其中\(\tau = (s_0, a_0, s_1, a_1, ...)\)是轨迹,\(R(\tau)\)是累积奖励。

2.2 策略梯度定理

定理

\[\nabla_\theta J(\theta) = \mathbb{E}_{\pi_\theta}[\nabla_\theta \log \pi_\theta(a|s) \cdot Q^{\pi_\theta}(s,a)]\]

直观理解: - \(\nabla_\theta \log \pi_\theta(a|s)\):增加选择动作a的概率的方向 - \(Q^{\pi_\theta}(s,a)\):动作a的好坏程度 - 乘积:好的动作增加概率,坏的动作减少概率

2.3 策略梯度定理完整推导

📌 这是策略优化理论的基石,理解每一步的推导至关重要。

目标函数(episodic情形,以起始状态分布 \(d_0\) 为例):

\[J(\theta) = \mathbb{E}_{\tau \sim \pi_\theta}\left[\sum_{t=0}^{T} \gamma^t r_t\right] = \sum_s d^{\pi_\theta}(s) \sum_a \pi_\theta(a|s) Q^{\pi_\theta}(s,a)\]

其中 \(d^{\pi_\theta}(s) = \sum_{t=0}^{\infty} \gamma^t P(S_t=s|\pi_\theta)\) 是折扣状态访问频率。

推导过程

步骤1:展开目标函数的梯度

\[\nabla_\theta J(\theta) = \nabla_\theta \sum_s d^{\pi_\theta}(s) \sum_a \pi_\theta(a|s) Q^{\pi_\theta}(s,a)\]

注意 \(d^{\pi_\theta}(s)\)\(Q^{\pi_\theta}(s,a)\) 都依赖于 \(\theta\)。

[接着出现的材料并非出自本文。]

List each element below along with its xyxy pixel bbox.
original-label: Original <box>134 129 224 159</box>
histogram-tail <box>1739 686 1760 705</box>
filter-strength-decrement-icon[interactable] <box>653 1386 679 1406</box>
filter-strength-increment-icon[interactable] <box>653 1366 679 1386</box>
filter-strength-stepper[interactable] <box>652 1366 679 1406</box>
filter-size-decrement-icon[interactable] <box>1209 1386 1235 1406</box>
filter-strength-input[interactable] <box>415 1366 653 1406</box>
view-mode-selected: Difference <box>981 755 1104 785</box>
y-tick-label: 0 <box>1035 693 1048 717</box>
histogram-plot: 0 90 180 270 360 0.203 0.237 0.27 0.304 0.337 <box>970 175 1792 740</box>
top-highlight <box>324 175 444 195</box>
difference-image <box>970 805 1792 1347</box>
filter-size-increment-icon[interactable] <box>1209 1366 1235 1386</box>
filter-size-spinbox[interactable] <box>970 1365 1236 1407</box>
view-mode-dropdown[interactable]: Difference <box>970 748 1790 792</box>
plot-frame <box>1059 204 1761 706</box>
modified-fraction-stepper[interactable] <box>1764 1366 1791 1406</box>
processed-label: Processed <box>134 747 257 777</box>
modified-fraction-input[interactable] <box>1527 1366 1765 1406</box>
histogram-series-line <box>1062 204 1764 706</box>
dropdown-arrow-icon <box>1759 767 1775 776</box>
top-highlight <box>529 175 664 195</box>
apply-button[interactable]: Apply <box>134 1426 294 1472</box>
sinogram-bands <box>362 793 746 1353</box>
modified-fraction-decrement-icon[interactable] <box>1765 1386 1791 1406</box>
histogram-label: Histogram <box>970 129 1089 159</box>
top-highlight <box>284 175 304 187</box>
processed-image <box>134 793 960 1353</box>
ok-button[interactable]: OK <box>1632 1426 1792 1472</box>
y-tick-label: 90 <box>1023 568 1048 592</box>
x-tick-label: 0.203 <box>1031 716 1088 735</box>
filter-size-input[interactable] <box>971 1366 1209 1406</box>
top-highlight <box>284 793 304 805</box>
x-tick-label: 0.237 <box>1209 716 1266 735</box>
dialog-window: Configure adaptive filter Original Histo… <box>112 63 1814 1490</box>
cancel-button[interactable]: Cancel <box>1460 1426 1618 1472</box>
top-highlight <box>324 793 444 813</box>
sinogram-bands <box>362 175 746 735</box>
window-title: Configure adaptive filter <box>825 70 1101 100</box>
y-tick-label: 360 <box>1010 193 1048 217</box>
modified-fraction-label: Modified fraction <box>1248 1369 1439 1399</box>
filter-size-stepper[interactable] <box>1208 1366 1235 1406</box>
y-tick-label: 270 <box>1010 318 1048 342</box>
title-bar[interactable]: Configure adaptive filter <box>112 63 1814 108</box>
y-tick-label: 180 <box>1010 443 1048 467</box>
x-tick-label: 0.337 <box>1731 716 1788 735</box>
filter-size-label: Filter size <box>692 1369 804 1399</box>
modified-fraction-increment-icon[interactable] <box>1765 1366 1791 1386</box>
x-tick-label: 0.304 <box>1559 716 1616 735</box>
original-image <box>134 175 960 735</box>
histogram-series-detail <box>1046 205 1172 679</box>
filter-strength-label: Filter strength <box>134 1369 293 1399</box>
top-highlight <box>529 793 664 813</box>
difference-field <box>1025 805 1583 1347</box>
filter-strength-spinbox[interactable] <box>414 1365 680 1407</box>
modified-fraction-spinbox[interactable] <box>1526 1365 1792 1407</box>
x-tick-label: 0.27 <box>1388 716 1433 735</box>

直接对三者同时求导非常复杂。策略梯度定理的精妙之处在于:梯度可以不必对 \(d^{\pi_\theta}\) 求导

步骤2:从单个状态出发

定义从状态 \(s\) 出发的值函数:

\[V^{\pi_\theta}(s) = \sum_a \pi_\theta(a|s) Q^{\pi_\theta}(s,a)\]

\(\theta\) 求梯度:

\[\begin{align} \nabla_\theta V^{\pi_\theta}(s) &= \nabla_\theta \left[\sum_a \pi_\theta(a|s) Q^{\pi_\theta}(s,a)\right] \\ &= \sum_a \left[\nabla_\theta \pi_\theta(a|s) \cdot Q^{\pi_\theta}(s,a) + \pi_\theta(a|s) \cdot \nabla_\theta Q^{\pi_\theta}(s,a)\right] \end{align}\]

步骤3:展开 \(\nabla_\theta Q^{\pi_\theta}(s,a)\)

利用贝尔曼方程 \(Q^{\pi_\theta}(s,a) = R(s,a) + \gamma \sum_{s'} P(s'|s,a) V^{\pi_\theta}(s')\)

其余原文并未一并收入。